Any hopes for a quick state budget recovery were dashed last week with the news that September revenues were 10 percent below projections.
That came on the heels of August’s 2 percent shortfall, which was less than the recent norm and suggested the trend might be turning around.
It’s clear now that’s not the case.
And even when the economy does turn around, history suggests that it will take a long time – even a few years – for revenues to return to previous levels, as Daily Journal Capitol correspondent Bobby Harrison reported last week.
Gov. Haley Barbour, who was in Asia on an economic development trip when the September results were announced, indicated more deep budget cuts are to come.
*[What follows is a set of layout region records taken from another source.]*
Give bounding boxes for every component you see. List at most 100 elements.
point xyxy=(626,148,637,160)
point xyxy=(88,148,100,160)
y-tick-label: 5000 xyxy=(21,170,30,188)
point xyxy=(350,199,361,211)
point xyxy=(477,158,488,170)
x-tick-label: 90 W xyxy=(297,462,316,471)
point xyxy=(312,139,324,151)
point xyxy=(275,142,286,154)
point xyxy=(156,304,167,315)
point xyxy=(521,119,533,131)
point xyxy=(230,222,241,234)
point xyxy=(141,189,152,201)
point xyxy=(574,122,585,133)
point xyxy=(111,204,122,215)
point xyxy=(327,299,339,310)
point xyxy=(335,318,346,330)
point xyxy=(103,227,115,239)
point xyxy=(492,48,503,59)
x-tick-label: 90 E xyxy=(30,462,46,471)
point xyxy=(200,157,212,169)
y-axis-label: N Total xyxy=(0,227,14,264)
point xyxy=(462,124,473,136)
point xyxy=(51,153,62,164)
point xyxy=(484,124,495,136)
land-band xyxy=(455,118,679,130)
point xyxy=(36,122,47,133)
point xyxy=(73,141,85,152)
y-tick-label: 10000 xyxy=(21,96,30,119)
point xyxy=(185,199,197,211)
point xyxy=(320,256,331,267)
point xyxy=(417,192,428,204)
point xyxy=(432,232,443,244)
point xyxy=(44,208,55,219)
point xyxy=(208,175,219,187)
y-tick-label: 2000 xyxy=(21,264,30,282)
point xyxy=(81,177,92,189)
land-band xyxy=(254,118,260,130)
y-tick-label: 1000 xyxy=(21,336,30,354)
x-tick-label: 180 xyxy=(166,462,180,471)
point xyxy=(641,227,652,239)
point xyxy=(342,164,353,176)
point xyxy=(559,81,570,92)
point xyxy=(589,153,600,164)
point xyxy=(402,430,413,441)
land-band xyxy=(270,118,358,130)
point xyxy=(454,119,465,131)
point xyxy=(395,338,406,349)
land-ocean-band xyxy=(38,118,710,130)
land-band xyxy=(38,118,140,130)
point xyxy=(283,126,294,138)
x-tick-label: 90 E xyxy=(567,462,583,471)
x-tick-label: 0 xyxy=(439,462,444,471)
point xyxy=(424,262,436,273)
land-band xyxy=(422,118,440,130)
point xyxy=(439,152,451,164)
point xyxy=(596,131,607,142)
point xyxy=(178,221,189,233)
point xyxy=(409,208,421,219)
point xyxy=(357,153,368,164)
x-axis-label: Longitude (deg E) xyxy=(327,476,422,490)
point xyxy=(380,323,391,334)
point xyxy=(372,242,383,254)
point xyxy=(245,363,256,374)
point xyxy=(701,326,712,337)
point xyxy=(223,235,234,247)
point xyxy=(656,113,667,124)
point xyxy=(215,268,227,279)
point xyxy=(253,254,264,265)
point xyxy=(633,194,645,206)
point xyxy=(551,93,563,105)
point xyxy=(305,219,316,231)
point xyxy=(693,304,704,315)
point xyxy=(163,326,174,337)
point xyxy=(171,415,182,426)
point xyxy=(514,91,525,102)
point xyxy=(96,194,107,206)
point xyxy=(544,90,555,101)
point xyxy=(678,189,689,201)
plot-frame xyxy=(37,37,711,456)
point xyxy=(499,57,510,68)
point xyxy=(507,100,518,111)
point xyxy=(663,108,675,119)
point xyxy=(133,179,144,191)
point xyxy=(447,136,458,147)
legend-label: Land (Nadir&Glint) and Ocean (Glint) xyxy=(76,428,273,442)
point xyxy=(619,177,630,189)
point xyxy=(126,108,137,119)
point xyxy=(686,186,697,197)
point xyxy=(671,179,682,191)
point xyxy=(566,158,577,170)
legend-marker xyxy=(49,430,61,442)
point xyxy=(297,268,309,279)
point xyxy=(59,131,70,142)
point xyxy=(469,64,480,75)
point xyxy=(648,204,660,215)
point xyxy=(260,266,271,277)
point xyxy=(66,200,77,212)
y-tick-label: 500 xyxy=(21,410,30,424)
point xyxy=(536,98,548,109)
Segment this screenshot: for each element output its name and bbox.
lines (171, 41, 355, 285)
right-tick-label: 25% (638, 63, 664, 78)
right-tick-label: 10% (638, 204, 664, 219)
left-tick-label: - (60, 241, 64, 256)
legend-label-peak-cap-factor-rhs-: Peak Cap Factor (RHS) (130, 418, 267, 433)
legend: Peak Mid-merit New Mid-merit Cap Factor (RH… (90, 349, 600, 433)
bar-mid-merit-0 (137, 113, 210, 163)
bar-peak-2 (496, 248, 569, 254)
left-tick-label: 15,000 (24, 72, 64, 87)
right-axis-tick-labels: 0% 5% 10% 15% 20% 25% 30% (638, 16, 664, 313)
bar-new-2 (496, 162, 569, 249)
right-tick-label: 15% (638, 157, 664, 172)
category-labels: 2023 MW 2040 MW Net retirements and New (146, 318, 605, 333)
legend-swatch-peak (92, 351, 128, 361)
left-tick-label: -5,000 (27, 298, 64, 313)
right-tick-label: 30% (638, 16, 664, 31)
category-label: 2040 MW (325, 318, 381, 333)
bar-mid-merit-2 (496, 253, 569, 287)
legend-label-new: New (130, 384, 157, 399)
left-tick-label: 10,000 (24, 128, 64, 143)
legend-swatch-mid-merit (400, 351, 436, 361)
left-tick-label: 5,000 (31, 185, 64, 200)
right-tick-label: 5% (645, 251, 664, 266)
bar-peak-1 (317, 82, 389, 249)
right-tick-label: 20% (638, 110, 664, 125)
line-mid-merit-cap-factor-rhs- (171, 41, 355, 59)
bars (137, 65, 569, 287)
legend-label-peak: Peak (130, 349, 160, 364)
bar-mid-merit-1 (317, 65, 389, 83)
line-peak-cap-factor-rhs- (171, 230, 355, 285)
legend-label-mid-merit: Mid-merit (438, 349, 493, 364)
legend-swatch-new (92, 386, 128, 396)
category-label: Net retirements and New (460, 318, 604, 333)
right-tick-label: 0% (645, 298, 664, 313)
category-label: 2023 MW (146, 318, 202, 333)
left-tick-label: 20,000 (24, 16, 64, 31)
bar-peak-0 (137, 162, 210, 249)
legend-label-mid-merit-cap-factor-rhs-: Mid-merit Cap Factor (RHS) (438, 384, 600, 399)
Mississippi is suffering all around economically. Our statewide unemployment rate is 10 percent, and it’s even higher in Northeast Mississippi. Sales tax collections are down across the board in the region, indicating that people don’t have the money to spend that they once did or are being a lot more careful about it. This in turn affects struggling businesses, further exacerbating the cycle.
Overall, state revenue collections are nearly 8 percent – $77.4 million – below estimates for the first three months of the 2010 fiscal year. Last month, Barbour cut state budgets, mostly education, by $171 million.
If he does another round of mid-year budget cutting soon, he’ll have to start elsewhere. State law says every agency must be cut 5 percent before any agency can be reduced more than that. Education has already reached the 5 percent threshold.
Clearly there will be a need for further cuts at some point. But K-12, community colleges and universities have already taken big hits, and more would be a significant setback to the state’s efforts to get education funding at all levels where it needs to be. Education, we need to continually remind ourselves, is the foundation for long-term economic success in the state.
What are the alternatives? Mississippi has $300 million in its rainy day fund. Those reserves must be used judiciously, as the governor has repeatedly stressed, given the likelihood of a prolonged revenue slump last two or three fiscal years and the eventual elimination of federal stimulus funding. But judicious use may mean tapping the reserves to avoid another hard blow to schools, community colleges and universities while giving them time to prepare for leaner times ahead.
None of these decisions will be easy for the governor or, when it comes to the next budget, for legislators. Keeping the long-term impact of today’s cuts in view is essential.